Steel stocks experienced a collective uptick during the session. At the time of writing, China Oriental Group (00581) rose 5.97% to HK$1.42; China Hanking Holdings (03788) climbed 5.61% to HK$5.27; IRC Ltd (01029) increased 1.92% to HK$0.53; and Chongqing Iron & Steel Company (01053) advanced 1.64% to HK$1.24.
The movement follows a safety incident that occurred at a Baogang steel plate plant on January 18. Cinda Securities believes the Baogang accident may trigger safety inspections at steel mills, potentially leading to temporary production cuts.
Specialized inspections could moderately tighten local capacity, providing support for both costs and supply. Currently, per-ton profits for standard steel are considerable.
Amid the industry's "anti-involution" backdrop, standard steel companies have significant room for earnings improvement and are poised for a potential value re-rating, presenting a promising allocation opportunity for the steel sector.
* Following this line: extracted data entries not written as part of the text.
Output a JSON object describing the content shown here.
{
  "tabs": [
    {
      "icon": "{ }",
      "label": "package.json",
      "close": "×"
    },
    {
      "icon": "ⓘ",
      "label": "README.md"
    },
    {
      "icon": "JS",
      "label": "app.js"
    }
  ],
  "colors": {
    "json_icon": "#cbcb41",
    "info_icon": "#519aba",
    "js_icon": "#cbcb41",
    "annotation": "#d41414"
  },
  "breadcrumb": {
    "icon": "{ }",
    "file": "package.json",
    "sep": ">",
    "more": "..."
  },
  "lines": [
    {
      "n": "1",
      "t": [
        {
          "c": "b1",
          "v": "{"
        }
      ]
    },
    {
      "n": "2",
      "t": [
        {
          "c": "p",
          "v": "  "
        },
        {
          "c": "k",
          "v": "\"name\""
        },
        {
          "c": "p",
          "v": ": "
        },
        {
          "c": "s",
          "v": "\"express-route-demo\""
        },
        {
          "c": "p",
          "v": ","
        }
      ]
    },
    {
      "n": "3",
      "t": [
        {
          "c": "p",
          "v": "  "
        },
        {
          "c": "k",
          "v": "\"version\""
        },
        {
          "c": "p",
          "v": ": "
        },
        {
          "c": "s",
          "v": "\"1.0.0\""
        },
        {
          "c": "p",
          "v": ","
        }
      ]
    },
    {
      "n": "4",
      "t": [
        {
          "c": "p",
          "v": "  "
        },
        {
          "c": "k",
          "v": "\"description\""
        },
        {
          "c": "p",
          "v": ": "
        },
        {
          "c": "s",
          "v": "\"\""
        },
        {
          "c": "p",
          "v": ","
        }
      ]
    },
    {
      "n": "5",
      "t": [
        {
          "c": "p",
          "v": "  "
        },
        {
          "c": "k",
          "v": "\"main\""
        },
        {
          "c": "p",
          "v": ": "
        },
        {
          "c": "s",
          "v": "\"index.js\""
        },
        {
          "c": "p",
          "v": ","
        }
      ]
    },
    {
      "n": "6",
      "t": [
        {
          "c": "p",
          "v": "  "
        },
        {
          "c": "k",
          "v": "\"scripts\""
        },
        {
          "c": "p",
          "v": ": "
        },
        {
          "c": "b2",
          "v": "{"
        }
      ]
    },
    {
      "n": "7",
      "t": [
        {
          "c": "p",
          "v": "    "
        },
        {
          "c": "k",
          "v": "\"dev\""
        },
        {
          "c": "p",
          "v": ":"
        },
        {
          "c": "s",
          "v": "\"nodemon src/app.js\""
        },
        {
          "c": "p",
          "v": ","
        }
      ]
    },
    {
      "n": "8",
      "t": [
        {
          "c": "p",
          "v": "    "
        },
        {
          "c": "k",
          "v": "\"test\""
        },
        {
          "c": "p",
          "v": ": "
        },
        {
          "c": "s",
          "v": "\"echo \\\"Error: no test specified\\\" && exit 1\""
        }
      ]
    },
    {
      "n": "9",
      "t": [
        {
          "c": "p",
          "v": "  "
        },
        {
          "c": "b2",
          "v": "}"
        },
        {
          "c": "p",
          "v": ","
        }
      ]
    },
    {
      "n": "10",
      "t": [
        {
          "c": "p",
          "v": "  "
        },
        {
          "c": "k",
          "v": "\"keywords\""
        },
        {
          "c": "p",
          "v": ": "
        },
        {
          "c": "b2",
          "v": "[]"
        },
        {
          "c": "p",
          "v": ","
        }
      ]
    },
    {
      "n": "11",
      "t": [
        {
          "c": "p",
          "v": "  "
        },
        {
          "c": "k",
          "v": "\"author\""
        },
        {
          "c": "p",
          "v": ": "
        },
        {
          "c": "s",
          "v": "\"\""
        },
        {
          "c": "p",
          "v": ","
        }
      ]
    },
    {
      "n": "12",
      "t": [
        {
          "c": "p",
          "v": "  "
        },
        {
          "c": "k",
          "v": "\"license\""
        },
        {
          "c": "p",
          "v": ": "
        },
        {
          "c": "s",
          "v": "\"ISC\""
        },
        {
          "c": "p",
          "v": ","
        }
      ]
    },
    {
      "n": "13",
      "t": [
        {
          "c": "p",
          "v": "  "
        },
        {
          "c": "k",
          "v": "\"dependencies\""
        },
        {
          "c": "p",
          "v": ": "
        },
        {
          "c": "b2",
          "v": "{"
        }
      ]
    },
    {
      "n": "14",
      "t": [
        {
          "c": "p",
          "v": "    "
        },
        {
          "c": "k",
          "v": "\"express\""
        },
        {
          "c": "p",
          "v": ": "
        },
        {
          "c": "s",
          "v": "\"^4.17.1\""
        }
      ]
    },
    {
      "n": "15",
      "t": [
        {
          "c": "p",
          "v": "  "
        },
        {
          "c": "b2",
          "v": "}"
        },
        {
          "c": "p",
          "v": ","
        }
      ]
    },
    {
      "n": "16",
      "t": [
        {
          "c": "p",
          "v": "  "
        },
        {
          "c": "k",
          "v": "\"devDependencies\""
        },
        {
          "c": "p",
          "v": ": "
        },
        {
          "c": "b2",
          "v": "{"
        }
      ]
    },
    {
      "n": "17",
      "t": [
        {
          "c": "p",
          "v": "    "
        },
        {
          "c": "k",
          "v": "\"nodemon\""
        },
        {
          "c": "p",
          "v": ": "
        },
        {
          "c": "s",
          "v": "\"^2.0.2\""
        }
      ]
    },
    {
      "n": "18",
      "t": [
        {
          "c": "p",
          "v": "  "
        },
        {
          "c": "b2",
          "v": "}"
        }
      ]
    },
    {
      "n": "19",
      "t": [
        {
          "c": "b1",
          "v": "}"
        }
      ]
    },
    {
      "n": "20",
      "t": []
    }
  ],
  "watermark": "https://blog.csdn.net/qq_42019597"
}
Guotai Junan Securities stated in a research report that steel demand is expected to gradually bottom out. On the supply side, even without considering potential supply policies, the industry has endured thin profits for an extended period, and market-driven supply rationalization is already emerging.
The institution anticipates a gradual recovery in the fundamental conditions of the steel industry. Should supply policies be implemented, the pace of supply contraction would accelerate, hastening the industry's upward trajectory.